Willy dan Sam terdiam.
Sabda berhenti sejenak untuk mengatur napas. "Aku juga ingin ketika bangun pagi ada yang menanyakan 'sudah sarapan' atau sekadar basa-basi 'apa kabar'. Aku juga ingin suatu ketika akan hidup bahagia bersama keluarga--seorang istri dan dua atau tiga orang anak--seperti yang sering kalian pertanyakan, tetapi aku tidak mau gegabah. Lagi pula, kalian harus tahu. Kalian meledekku dengan kata anugrah. Itu salah. Keliru!"
Sam dan Willy terjelengar.
"Kalian membuang huruf 'e' di antara 'g' dan 'r'. Tidak bisa begitu!"
Willy mengangguk-angguk. "Anugerah. Anu siapa yang gerah?"
"Anumu!" Sabda menjawab dengan nada ketus.
Sam tertawa seraya berkata, "Kamu terlalu serius pada hal-hal yang sepele."
"Tidak," sanggah Sabda, "kekeliruan berbahasa bukanlah perkara remeh!"

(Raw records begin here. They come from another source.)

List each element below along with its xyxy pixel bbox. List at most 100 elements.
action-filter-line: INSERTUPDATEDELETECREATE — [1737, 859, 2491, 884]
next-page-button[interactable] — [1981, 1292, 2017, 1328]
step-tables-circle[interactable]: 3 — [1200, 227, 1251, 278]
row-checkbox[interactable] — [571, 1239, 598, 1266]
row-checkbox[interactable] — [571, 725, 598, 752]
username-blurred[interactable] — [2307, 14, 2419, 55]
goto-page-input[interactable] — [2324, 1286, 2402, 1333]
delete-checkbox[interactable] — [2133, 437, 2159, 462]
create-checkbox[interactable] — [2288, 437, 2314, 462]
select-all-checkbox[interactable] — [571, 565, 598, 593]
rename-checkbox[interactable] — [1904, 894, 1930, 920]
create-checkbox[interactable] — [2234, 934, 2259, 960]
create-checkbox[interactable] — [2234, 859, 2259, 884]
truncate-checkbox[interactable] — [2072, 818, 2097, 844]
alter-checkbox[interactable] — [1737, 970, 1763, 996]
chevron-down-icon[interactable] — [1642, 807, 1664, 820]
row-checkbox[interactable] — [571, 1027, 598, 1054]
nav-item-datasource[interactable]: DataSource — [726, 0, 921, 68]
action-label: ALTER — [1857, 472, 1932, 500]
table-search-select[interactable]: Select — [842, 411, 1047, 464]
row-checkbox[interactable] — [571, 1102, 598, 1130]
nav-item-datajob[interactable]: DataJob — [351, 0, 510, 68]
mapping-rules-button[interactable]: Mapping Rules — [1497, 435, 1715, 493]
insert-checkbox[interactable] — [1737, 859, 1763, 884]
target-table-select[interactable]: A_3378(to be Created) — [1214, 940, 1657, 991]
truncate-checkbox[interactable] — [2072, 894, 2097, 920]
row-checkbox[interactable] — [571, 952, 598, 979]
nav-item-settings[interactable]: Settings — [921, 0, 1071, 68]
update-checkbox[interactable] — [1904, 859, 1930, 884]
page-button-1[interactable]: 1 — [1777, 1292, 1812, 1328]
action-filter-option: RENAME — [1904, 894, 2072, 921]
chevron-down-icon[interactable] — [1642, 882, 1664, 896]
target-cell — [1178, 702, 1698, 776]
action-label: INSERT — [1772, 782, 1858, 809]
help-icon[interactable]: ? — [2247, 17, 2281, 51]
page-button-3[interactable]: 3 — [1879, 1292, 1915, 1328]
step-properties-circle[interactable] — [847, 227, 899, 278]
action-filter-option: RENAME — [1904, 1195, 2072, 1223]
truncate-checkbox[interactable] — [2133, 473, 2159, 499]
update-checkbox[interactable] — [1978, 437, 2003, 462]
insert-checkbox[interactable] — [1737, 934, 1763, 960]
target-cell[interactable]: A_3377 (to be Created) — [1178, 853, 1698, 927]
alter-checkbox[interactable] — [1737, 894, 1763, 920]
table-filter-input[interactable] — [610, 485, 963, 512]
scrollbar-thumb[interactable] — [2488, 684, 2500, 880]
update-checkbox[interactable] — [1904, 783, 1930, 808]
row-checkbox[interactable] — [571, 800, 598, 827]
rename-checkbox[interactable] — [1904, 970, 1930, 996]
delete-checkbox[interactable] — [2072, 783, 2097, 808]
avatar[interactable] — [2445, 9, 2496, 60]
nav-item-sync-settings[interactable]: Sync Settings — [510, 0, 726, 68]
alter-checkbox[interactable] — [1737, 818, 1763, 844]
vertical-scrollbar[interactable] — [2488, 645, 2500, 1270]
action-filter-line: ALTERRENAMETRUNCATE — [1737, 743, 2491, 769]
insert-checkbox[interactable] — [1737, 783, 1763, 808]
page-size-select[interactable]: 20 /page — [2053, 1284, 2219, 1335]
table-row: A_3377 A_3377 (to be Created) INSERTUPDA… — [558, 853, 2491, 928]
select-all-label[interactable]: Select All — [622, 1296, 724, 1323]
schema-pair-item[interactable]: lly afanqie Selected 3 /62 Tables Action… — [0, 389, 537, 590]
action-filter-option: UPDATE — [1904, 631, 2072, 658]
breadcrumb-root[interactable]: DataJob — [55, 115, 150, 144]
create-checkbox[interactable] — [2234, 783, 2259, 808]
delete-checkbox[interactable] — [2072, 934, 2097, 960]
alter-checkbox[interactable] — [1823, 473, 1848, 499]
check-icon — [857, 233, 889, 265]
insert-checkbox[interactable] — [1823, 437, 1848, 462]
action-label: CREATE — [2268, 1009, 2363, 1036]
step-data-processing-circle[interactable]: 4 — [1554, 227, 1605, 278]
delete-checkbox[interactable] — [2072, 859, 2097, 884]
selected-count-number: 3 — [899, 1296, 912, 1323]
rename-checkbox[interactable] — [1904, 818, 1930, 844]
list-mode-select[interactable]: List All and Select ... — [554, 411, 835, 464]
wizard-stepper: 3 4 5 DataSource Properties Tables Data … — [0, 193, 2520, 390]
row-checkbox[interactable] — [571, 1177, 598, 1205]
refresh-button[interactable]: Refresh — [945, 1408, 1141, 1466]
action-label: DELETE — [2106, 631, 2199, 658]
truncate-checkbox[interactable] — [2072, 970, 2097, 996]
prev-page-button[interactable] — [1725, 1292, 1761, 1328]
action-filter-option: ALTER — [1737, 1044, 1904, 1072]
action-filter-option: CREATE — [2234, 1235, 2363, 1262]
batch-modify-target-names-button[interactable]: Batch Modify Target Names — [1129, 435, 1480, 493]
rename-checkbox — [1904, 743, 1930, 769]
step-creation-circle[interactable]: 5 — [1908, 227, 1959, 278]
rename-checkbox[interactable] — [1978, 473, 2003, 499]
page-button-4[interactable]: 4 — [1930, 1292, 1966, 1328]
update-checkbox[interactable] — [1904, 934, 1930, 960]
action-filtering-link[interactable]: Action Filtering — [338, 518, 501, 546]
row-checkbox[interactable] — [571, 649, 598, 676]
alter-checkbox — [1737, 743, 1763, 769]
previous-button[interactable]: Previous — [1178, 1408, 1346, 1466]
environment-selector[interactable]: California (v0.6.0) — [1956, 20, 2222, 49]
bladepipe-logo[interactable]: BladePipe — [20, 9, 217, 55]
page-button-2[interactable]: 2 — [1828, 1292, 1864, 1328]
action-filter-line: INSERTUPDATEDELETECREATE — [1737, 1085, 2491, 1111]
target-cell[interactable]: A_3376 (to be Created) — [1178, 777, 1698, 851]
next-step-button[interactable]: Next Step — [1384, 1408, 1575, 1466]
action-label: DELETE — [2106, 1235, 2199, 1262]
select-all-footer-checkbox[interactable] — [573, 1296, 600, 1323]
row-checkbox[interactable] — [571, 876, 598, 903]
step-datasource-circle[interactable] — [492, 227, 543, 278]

"Ada perkara lain yang jauh lebih penting dibanding kata baku," sergah Sam, "di antaranya, perasaan Kana kepadamu. Tuhan memberkatimu dengan perempuan yang baik dan kamu tampik anugrah itu. Tidak tahu berterima kasih, tidak tahu bersyukur!"
"Anugerah, Sam!" Timpal Willy seraya mencibir.
"Terserah!" Sam berdiri sambil memasukkan kedua tangannya ke saku celana--sesuatu yang sering dia lakukan jika sedang gusar atau marah. "Setidaknya, kamu jaga perasaan Kana!"